La correlazione tra il maltrattamento sugli animali e le azioni violente sulle persone
Molti criminali, che si sono resi responsabili di violenze arrivate sino all’uccisione di persone, avevano precedenti per maltrattamenti inferti agli animali. Diversi studi hanno dimostrato che esiste un’escalation nei comportamenti dei violenti, tanto che da molti anni negli Stati Uniti l’FBI ha creato un database dei soggetti resisi responsabili di gravi reati nei confronti degli animali, con lo scopo di utilizzarne i dati nelle indagini per l’individuazione dei responsabili di crimini violenti e di omicidi seriali.
Uno dei primi studi a dimostrare questa correlazione è stato condotto da Kellert e Felthous nell’oramai lontano 1987. I ricercatori hanno intervistato 1.200 adulti, dei quali 373 si erano resi responsabili di atti di violenza sugli animali, scoprendo che le persone che avevano commesso abusi su animali risultavano essere più inclini a commettere azioni violente contro esseri umani, in particolare contro le persone della stretta cerchia familiare. Molte altre ricerche scientifiche sono state condotte su questo argomento, tutte con una coincidenza di visione che lega in modo indissolubile la violenza contro le persone con quella operata nei confronti degli animali.
Pene basse e assenza di misure preventive
In Italia, invece, l’attenzione verso questo tipo di reati non è ancora proporzionale alla gravità dei comportamenti, tanto da far considerare il maltrattamento di animali come un reato lieve e infinitamente meno grave delle violenze commesse su umani.
Il maltrattamento e l’uccisione di animali, pur essendo considerati delitti dal nostro ordinamento, prevedono pene molto basse che diminuiscono il potere di deterrenza; inoltre, non vi è la possibilità di adottare misure preventive per evitare la reiterazione dei comportamenti, come ad esempio il divieto assoluto di detenere animali per una persona condannata per reati violenti.
Da tempo si parla di aumentare le pene per quanti commettono azioni crudeli a danno degli animali, ma tutte le proposte di legge in questo senso sono sempre rimaste ferme nei cassetti della commissione giustizia, senza fare significativi passi in avanti. Un comportamento reiterato dalla politica che troppo spesso presenta disegni di legge su vari argomenti, senza impegnarsi poi per l’effettivo avanzamento legislativo ma riducendo l’attività al semplice deposito per farsene vanto. Per questa ragione molte leggi poste a tutela degli animali, sia domestici che selvatici, sono da considerarsi sorpassate e poco efficaci rispetto ai tempi, con sanzioni spuntate e con i tempi di prescrizione sempre troppo vicini, in un paese dove la giustizia viaggia con tempi lentissimi e riti ottocenteschi.

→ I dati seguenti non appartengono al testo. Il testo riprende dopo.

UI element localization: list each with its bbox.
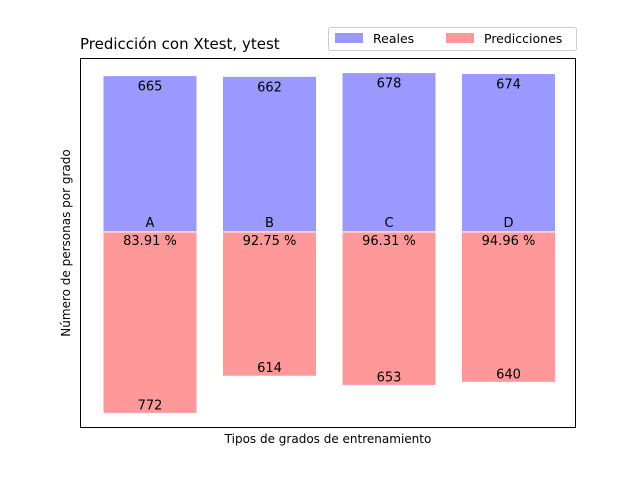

In un’epoca in cui tutto avviene, per contro, molto, troppo, velocemente, dove le continue notizie che appaiono sui giornali, talvolta enfatizzate ad arte per seguire le logiche del clickbait, possono diventare controproducenti provocando atti di emulazione, in personaggi con gravi alterazioni della personalità.
La pericolosa cassa di risonanza dei social
Una notizia che rimbalza sul web può avere scarso rilievo per fare prevenzione, mentre può stimolare una reiterazione della violenza in persone narcisiste, sempre alla costante ricerca di un momento notorietà.
I canali social, inoltre, funzionano come pericolosa cassa di risonanza dei comportamenti deviati e non hanno alcuna funzione informativa, rendendo così la viralità di alcuni messaggi utile soltanto a alimentare l’ego dei violenti. Per questa ragione sarebbe importante che ognuno di noi imparasse a fare molta attenzione, cercando di capire se la condivisione di determinati post rappresenti uno strumento per condividere conoscenza o, invece, un modo per generare altra violenza, anche se soltanto verbale.
Dalla consapevolezza dei cittadini, oltre che dal progresso delle normative, passa l’evoluzione della nostra società e la maggior consapevolezza circa l’utilità di monitorare e prevenire devianze e comportamenti socialmente pericolosi per tutti gli animali, umani e non.